Unfortunately, Labour broke the Keynesian cycle under Blair and Brown when the days of boom and bust were declared over. They didn't just overlook building a surplus during times of plenty, but started to build a deficit. The deficit that then ran out of control once the inevitable recession eventually came.

I suppose there's an argument that we could have attempted to spend our way out of the recession regardless. But I don't think it can be called Keynesian as he'd have advocated investing a surplus that should have existed, rather than investing using what would have ended up as mountains of debt.

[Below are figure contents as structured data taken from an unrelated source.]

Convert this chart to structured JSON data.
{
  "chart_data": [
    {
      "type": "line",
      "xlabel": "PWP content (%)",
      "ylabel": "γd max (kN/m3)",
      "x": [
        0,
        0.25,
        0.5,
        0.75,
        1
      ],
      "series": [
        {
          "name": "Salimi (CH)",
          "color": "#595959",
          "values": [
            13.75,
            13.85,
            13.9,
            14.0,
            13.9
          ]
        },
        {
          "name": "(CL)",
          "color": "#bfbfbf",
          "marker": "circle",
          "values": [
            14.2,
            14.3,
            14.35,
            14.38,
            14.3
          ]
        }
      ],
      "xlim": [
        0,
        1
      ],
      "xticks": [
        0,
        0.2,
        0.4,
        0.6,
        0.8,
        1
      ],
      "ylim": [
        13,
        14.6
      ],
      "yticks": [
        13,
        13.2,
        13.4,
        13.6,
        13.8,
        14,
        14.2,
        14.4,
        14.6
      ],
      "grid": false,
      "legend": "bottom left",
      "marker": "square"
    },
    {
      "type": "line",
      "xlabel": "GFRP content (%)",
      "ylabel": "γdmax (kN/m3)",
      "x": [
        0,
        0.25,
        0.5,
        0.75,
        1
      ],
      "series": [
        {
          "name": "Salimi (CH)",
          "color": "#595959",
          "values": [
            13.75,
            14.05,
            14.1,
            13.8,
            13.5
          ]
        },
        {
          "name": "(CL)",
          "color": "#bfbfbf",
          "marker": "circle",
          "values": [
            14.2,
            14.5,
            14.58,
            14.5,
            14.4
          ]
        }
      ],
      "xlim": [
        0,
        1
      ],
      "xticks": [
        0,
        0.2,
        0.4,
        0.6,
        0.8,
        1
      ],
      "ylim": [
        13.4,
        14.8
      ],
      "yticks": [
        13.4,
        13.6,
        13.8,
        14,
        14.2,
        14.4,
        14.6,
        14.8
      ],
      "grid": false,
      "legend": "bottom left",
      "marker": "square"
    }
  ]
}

You either try to steady the ship or try to ride with the current, but really we shouldn't have been in the dangerous water to start with.
Worth mentioning the Tories have borrowed 900m in the past nine years compared to their plan of net borrowing of 300m.
Oh for a return to the pre crash days when Labour were only 2s/6d overdrawn at the bank.
 
Ms Swinson strikes me as a rather silly lady and,a fairly opportunist politician. She is an effective mouthpiece for the remain echo chamber, just as Farage is for the brexit one. I've heard her grilled on her remain stance in several interviews now and she is poor - a student union level politician at best. I could honestly string a better case for remaining in the EU myself, and I don't even believe in it. There are many very good reasons to argue for remain, and she has sadly not been made aware of them. A silly lady.
 
Ms Swinson strikes me as a rather silly lady and,a fairly opportunist politician. She is an effective mouthpiece for the remain echo chamber, just as Farage is for the brexit one. I've heard her grilled on her remain stance in several interviews now and she is poor - a student union level politician at best. I could honestly string a better case for remaining in the EU myself, and I don't even believe in it. There are many very good reasons to argue for remain, and she has sadly not been made aware of them. A silly lady.
Got to agree, she has been pretty unimpressive when I've seen her interviewed. Plus she has an annoying habit of seeming very pleased with herself.
 
Got to agree, she has been pretty unimpressive when I've seen her interviewed. Plus she has an annoying habit of seeming very pleased with herself.

The cat that got the cream springs to mind.

Her question in PMQ's yesterday the perfect example.